Located just off the Southern California coast in the Santa Barbara Channel, the series of islands that encompass Channel Islands National Park are sparsely visited, especially given their incredible natural beauty. Tide pools, kelp forests, and rugged mountains provide a habitat for unique flora and fauna.
The pristine Channel Islands seem made for adventure, and the activity menu here includes hiking, kayaking, scuba diving, whale watching, and camping on remote beaches. Five of the eight islands fall within the national park, including Santa Cruz Island—home to the Painted Cave, one of the world’s deepest sea caves—and Anacapa Island, a favorite among campers and hikers due to its remoteness and tranquility. Outside the park borders lies Santa Catalina Island, the only Channel Island with a permanent human settlement and a favorite day trip from Los Angeles.
Things to Know Before You Go
The Channel Islands are a must visit for nature lovers and adventure travelers.
Don’t forget to pack sunscreen, sunglasses, and a hat.
Dress in layers; the ferry ride over can get chilly.
Bring a wet suit if you plan to spend time in the water—it’s cold even in summer.
How to Get There
The Channel Islands are only accessible via ferry. Boats depart from Ventura Harbor and Santa Barbara Harbor daily for the national park, while boats to Catalina Island depart from Newport Beach, San Pedro, Long Beach, and Dana Point.
When to Get There
Not very many people make their way to the Channel Islands, so there isn’t really a bad time to visit. The dry months in summer and fall make for ideal camping. Whale watchers will want to plan their trip between late June and early September for humpback whales or December through March for gray whales. Late spring is the best time for viewing seabirds and wildflowers.
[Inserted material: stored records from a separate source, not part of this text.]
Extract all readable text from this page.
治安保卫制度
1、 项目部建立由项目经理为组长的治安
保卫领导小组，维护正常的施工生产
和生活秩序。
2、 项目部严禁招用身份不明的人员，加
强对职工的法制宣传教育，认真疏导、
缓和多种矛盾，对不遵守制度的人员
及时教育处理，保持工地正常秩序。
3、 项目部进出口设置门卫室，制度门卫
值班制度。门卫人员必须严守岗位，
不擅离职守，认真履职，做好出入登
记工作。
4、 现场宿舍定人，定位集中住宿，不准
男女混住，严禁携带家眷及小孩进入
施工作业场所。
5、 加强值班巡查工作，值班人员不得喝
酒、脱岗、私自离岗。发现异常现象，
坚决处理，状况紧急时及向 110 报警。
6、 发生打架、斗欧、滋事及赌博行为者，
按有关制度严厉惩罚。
The “Galapagos of North America”
The Channel Islands have earned the nickname the “Galapagos of North America” thanks to their biodiversity; the islands provide a habitat for 145 species of plants and animals found nowhere else on the planet. The nutrient-rich Santa Barbara Channel attracts even more marine life, including 30 species of whales, dolphins, seals, and sea lions. The scuba diving and sea kayaking rank among the best in the world.